What is the Forex Market?

Traders can use the forex market for speculative and hedging purposes, including buying, selling, or exchanging currencies. Banks, companies, central banks, investment management firms, hedge funds, retail forex brokers, and investors are all part of the foreign exchange (Forex) market – the largest financial market in the world.

Global Network of Computers and Brokers.

As opposed to a single exchange, the forex market is dominated by a global network of computers and brokers. A currency broker may act as both a market maker and a bidder for a currency pair. Consequently, they may either have a higher “bid” or a lower “ask” price than the market’s most competitive price. 

Forex Market Hours.

The Forex markets opens Monday morning in Asia and Friday afternoon in New York, the currency markets operate 24 hours a day. The Forex market opens from Sunday at 5 p.m. EST to Friday at 4 p.m. eastern standard time.
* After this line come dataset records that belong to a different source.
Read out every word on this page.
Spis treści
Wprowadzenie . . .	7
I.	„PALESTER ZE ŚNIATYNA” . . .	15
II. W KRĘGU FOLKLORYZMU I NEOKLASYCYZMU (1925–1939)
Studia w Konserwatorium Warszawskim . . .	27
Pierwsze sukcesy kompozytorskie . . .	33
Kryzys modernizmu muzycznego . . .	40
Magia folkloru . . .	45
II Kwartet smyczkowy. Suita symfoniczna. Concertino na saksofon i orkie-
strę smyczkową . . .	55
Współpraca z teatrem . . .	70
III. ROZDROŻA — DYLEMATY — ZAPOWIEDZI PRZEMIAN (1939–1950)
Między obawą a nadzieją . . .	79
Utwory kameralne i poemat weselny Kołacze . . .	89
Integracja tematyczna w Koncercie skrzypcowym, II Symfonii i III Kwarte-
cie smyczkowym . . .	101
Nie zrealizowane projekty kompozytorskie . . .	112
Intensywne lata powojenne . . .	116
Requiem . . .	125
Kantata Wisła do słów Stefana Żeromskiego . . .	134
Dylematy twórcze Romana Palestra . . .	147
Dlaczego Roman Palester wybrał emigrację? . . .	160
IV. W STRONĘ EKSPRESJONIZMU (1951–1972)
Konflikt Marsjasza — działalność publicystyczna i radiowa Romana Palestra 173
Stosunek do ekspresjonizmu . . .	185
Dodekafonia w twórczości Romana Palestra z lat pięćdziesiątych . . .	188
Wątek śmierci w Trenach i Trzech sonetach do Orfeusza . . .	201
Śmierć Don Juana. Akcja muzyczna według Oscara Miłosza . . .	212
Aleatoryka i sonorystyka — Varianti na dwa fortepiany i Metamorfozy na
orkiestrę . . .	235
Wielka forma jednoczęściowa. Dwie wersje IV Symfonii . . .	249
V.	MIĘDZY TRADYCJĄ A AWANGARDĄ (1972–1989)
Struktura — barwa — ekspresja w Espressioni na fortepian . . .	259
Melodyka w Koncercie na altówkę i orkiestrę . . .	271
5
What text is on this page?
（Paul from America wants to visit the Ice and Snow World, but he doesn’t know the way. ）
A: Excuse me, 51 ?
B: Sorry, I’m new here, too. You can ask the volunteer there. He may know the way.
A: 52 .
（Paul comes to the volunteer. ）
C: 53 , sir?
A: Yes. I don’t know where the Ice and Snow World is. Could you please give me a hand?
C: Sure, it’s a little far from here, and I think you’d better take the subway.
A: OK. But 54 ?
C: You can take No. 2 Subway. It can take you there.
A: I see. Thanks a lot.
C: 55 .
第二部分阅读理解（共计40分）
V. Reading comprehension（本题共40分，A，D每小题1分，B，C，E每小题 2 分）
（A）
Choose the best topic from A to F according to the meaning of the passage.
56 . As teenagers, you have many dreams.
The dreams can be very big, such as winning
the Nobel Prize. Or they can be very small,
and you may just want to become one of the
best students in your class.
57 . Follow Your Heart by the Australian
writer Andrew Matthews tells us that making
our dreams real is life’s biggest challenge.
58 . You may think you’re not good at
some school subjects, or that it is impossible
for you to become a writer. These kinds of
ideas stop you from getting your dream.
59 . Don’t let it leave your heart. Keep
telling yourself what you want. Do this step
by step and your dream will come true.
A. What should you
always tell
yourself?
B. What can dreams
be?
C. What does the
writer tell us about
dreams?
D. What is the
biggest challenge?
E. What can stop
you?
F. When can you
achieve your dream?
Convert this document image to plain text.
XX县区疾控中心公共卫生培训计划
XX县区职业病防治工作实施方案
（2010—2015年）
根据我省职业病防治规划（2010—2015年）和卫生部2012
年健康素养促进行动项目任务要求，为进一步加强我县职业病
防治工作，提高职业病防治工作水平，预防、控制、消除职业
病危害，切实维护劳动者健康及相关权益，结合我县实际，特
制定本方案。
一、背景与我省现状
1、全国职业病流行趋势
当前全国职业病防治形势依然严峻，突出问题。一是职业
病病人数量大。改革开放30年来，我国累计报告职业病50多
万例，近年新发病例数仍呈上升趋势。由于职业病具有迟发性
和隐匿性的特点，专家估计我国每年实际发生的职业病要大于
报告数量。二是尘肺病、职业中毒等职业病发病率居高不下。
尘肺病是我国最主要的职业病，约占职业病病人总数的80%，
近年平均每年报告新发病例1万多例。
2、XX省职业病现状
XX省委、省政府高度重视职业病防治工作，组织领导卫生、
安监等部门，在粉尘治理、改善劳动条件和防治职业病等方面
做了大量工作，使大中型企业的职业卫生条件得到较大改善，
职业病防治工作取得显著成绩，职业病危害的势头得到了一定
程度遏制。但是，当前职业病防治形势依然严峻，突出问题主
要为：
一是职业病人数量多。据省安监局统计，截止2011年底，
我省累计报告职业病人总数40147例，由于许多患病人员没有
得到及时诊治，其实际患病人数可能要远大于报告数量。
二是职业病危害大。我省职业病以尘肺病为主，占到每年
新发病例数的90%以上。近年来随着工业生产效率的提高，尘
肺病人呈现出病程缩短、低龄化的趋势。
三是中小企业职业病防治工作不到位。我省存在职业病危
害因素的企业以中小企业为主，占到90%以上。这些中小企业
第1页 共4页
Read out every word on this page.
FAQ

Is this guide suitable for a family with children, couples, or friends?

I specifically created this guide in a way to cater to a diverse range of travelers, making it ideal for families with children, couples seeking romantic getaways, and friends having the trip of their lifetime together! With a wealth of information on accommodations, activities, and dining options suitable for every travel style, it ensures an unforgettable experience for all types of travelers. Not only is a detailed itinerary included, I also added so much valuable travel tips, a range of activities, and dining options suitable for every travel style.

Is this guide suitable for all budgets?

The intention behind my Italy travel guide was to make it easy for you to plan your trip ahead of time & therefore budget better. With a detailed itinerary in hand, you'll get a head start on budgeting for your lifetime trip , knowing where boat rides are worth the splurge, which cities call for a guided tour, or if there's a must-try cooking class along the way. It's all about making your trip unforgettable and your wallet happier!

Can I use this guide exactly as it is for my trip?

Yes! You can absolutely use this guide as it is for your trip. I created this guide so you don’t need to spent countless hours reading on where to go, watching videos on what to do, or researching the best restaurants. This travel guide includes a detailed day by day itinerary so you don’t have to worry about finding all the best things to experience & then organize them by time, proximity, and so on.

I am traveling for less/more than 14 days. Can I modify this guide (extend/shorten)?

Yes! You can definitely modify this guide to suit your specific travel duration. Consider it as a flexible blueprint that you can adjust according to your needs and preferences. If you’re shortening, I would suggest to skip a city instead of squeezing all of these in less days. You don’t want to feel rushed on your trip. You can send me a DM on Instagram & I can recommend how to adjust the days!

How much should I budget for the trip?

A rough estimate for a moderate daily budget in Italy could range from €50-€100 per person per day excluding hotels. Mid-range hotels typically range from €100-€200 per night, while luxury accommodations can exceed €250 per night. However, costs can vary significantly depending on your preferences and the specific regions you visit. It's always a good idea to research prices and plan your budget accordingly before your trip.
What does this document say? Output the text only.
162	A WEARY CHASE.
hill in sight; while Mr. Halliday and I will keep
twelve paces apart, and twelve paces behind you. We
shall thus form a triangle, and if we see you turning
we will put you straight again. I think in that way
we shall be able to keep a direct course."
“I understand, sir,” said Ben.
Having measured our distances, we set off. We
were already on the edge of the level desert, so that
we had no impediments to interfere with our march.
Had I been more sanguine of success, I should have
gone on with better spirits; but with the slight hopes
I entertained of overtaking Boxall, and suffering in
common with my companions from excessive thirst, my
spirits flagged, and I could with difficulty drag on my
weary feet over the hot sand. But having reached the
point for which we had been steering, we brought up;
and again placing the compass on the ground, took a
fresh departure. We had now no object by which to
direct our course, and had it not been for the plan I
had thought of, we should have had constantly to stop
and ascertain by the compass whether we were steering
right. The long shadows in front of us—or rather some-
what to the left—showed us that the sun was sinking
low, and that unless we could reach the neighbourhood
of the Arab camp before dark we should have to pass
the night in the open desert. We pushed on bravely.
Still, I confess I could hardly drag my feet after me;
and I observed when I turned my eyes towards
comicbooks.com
The End of Bretton Woods and the End of the US Dollars Convertability to Gold.

A currency’s exchange value was tied to precious metals such as gold and silver before World War I. This was replaced after World War II by the Bretton Woods agreement. This agreement led to the formation of three international organizations focused on promoting economic activity around the world. They were the following:

  1. International Monetary Fund (IMF)
  2. General Agreement on Tariffs and Trade (GATT)
  3. International Bank for Reconstruction and Development (IBRD)
President Nixon changes the Forex markets forever by announcing the US will no longer redeem US Dollars for gold in 1971.

As international currencies were pegged to the U.S. dollar under the new system, gold was replaced by the dollar. As part of its dollar supply guarantee, the government of the United States maintained a gold reserve equivalent to gold supplies. But the Bretton Woods system became redundant in 1971 when U.S. President Richard Nixon suspended the dollar’s gold convertibility.

The value of currencies is now determined by supply and demand on international markets instead of by a fixed peg.

This differs from markets such as equities, bonds, and commodities, which all close for a period of time, generally in the late afternoon EST. However, as with most things, there are exceptions for emerging currencies being traded in developing countries.